There are often not enough nurses on duty to cover the workload due to sickness, Covid and isolation requirements. The nurses on shift struggle to organise discharges because they don’t have the time, the necessary skills, or the all-important links with Community Services that play such an integral role in a patient’s discharge.
No dedicated staff exist with the time, skills and community service links to support the nursing staff and help with discharges. Other factors which effect getting people home include key decision-makers not being able to take decisions in a timely way, along with a failure to plan effectively throughout the year, despite knowing there would be a crisis over the winter period.
Patients were needlessly waiting in hospital over the Christmas period – well and ready to go home – but without the logistical support to get there. How frustrating for everyone concerned!
A long delay waiting in hospital to be discharged can be damaging to someone’s recovery. It creates anxiety and feelings of disempowerment while they wait for crucial decisions about their future to be made for them. The longer they spend in hospital, the harder it is to get their life together when they leave (Andy Bell, The Centre for Mental Health).

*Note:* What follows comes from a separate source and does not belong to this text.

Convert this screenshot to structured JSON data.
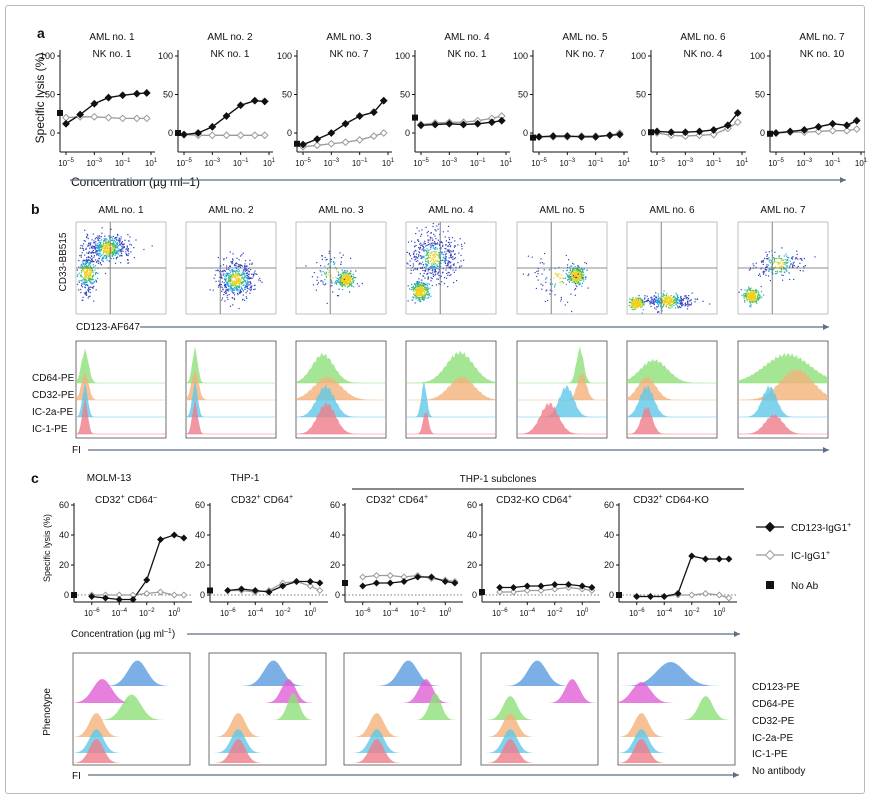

Sadly, this is not just a holiday period issue. Currently, the discharge delay can be up to six months or more, which is a shocking length of time to spend unnecessarily as an inpatient. It’s also extremely expensive. The cost of community health support is around one-fortieth of the cost of a hospital bed, meaning the delays are costing the NHS a fortune!
Is there a solution?
Yes! And it’s a simple solution. This is a community problem, not a hospital problem.
In order to send mental health patients home who have been deemed well enough, just a few things need to happen. Some phone calls need to be made to ensure care packages are in place, ensure care is handed over and that transport is arranged. That’s it!
No specific skills are required, just a desire to help get people back home. Understandably, nurses don’t have the time or the contacts to make these arrangements. Their top concerns are always the patients who still need their clinical attention.
But at Bridge, we have the time and the contacts to do what is necessary to get mental health patients out of hospital and back home.
Introducing Bridge Back Home (BBH) Service
Our dedicated BBH team has been operating in conjunction with the Oxleas Clinical Home Treatment Team (HTT) in Greenwich for six months. The aim of our team is to improve patient experience, reduce the average length of hospital stay and reduce the number of admissions back into hospital.
Following the immense success of the service, local health teams want to work with us for at least another 16 months, with a view to it becoming a permanent part of the system.
During our first six months the BBH service:
- has not had a single person return to hospital.
- have taken forty people home within a 4-8 week period.
The approximate cost of inpatient care is £500 per person, per day. That’s £62,000 per person over 124 days.
Having taken forty people home from hospital and prevented them from staying in hospital for four months longer than necessary, we have saved the NHS £2.48 million in our first six months!
Currently, we’re handling another forty cases. So, after nine months we will have taken eighty people home and therefore saved a total of £4.96 million.
Multiply these savings across a full year of service and we’ll have saved the NHS £7.44 million!